Mnemonic
Theatre d' Complicite, 1999
(revival 2001)

Links
Complicite Webpage

"...seeking what is most alive, integrating text, music, image and action to create surprising, disruptive theatre..." -Theatre d' Complicite

"In 1991 tourists descending a 3000-metre peak discover a shrivelled naked body emerging from the ice. How old is it? A man alone in his London flat, unable to sleep, searches in his memory. Or does he imagine? Place and memory collide while stories that are older than the millennium connect to stories that surround us in everyday life. Stories of journeys fragment, reflect, repeat and revolve like the act of memory itself as Mnemonic questions our understanding of time, our capacity to distort history and our attempts to retell the past." --Theatre d' Complicite on Mnemonic.

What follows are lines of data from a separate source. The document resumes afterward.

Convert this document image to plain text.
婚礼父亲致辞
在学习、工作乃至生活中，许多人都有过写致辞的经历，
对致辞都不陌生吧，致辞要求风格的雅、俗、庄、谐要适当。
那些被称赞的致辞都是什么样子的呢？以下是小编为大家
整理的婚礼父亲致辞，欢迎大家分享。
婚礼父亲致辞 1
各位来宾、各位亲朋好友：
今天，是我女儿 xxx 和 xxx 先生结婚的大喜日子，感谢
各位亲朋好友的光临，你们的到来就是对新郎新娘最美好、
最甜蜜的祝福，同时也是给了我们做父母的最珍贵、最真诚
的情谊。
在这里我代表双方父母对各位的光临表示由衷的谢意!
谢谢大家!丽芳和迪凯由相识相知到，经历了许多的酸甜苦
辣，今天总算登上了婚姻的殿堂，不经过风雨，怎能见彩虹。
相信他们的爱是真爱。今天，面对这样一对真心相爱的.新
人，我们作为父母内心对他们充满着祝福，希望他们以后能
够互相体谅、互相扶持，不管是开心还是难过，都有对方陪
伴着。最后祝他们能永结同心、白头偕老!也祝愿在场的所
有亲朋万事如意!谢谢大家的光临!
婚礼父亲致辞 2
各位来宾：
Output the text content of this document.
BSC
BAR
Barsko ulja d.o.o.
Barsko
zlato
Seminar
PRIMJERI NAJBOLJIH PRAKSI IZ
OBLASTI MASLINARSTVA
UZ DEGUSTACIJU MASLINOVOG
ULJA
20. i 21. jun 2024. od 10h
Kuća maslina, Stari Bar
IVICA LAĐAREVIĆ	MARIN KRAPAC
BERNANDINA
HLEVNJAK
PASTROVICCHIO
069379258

Mnemonic was a landmark production of Theatre d' Complicite, founded in 1983 by Simon McBurney, Annabel Arden, Marcello Magni and Fiona Gordon--currently headed by Artistic Director Simon McBurney. This piece brought Complicite's iconoclastic edge and unparalleled spellbinding [astiche of new media technology in performance to the attention of critics and the theatre world: winning the Drama Desk Award for Unique Theatrical Experience, Lucille Lortel Award for Outstanding Achievement off Broadway for Unique Theatrical Experience, and the Critic's Circle Award for Best New Play (to name a few).

Since it's founding in 1983, the company has beendedicated to staging authentic works, theatrical adaptations, and revivals of classic texts--the ensemble focuses on immersing both viewer and performer in a hypnotically seamless integration of new media with physical performer, of dreamscape with reality.

Complicite's original production, Mnemonic, is both particularly fascinating to me and a landmark in theatre/new media art as their originality and vision situated gallery / experimental venues of performance and installation art in traditional theatre, rupturing and transforming the proscenium setting with their mesmerizing hybrid between play, digital video, dance, photography, and sculpture.